Statistically the shift was significant. Daicos dominated the third term for disposal, score involvement and inside-50 entries, resetting the game's contested numbers entirely. His Supercoach score for the quarter alone was among the highest single-quarter figures recorded across the 2026 season to that point.

Collingwood's comeback was not a one-man show. Captain Darcy Moore steadied the defence, ruckman Darcy Cameron climbed over Tom De Koning in the second half, and Elliott kicked three goals from clever forward leads. But the pivot point, every analyst agreed afterwards, sat with the 23-year-old Daicos.

Carlton's loss extended a concerning pattern. The Blues have built comfortable leads and surrendered them in multiple matches across 2026, a recurring soft-half issue that has taken the shine off several promising performances under coach Michael Voss. Collingwood's match-day notes reportedly referenced Carlton's third-quarter capitulation record as an area to attack, and the Magpies exploited it ruthlessly.

There is additional weight on Carlton this week too, with the club simultaneously handling a disciplinary matter around Elijah Hollands and the ongoing fitness cloud around Harry McKay. Losing a winnable Friday-night assignment to a direct rival only intensifies the pressure on Voss and his coaching panel.
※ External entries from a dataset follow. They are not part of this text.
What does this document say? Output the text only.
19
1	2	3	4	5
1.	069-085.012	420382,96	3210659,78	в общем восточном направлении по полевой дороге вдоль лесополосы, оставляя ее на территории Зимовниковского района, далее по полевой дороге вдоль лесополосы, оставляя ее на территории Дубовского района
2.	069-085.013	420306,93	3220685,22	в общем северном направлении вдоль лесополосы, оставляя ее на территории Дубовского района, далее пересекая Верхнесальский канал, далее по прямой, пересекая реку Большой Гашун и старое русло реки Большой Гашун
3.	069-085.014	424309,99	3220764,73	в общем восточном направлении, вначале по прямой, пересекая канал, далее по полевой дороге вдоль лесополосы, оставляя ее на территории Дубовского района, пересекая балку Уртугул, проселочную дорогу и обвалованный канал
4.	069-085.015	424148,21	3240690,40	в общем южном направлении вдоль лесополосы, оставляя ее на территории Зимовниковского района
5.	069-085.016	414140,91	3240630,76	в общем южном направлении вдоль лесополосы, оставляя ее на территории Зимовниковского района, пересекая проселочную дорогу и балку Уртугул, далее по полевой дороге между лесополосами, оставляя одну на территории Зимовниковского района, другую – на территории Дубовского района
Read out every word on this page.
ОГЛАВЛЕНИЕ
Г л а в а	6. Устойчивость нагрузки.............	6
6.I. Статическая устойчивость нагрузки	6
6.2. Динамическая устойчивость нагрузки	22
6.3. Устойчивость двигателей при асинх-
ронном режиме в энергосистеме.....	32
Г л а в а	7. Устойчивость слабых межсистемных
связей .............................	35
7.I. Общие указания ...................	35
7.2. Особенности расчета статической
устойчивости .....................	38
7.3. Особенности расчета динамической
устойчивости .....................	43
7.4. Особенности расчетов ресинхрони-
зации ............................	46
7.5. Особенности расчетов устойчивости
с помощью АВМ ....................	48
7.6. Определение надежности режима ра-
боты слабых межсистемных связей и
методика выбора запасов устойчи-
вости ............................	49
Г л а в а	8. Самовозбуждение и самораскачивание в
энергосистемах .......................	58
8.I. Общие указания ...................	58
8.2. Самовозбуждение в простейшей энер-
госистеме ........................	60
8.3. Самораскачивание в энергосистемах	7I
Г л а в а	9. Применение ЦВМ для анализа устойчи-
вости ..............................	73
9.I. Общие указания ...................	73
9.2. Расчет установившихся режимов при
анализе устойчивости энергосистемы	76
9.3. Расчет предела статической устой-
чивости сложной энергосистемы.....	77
For Collingwood, the result feels like a template-setter. The Magpies' top-four ambitions depend on stringing together the kind of third-quarter pressure bursts that Daicos orchestrated, and doing it away from home against a well-drilled opponent. Coach Craig McRae, whose side has been selective with its midfield rotations in 2026, will be encouraged that the engine room still has the match-winning ceiling it showed in its premiership year.

Daicos himself was typically understated in post-match interviews. The most important takeaway, though, is not what he said but what he did: with 100 games now next to his name, his 101st — and the next stage of his career — begins with a reminder that he is still very much in the conversation for the game's highest individual honours.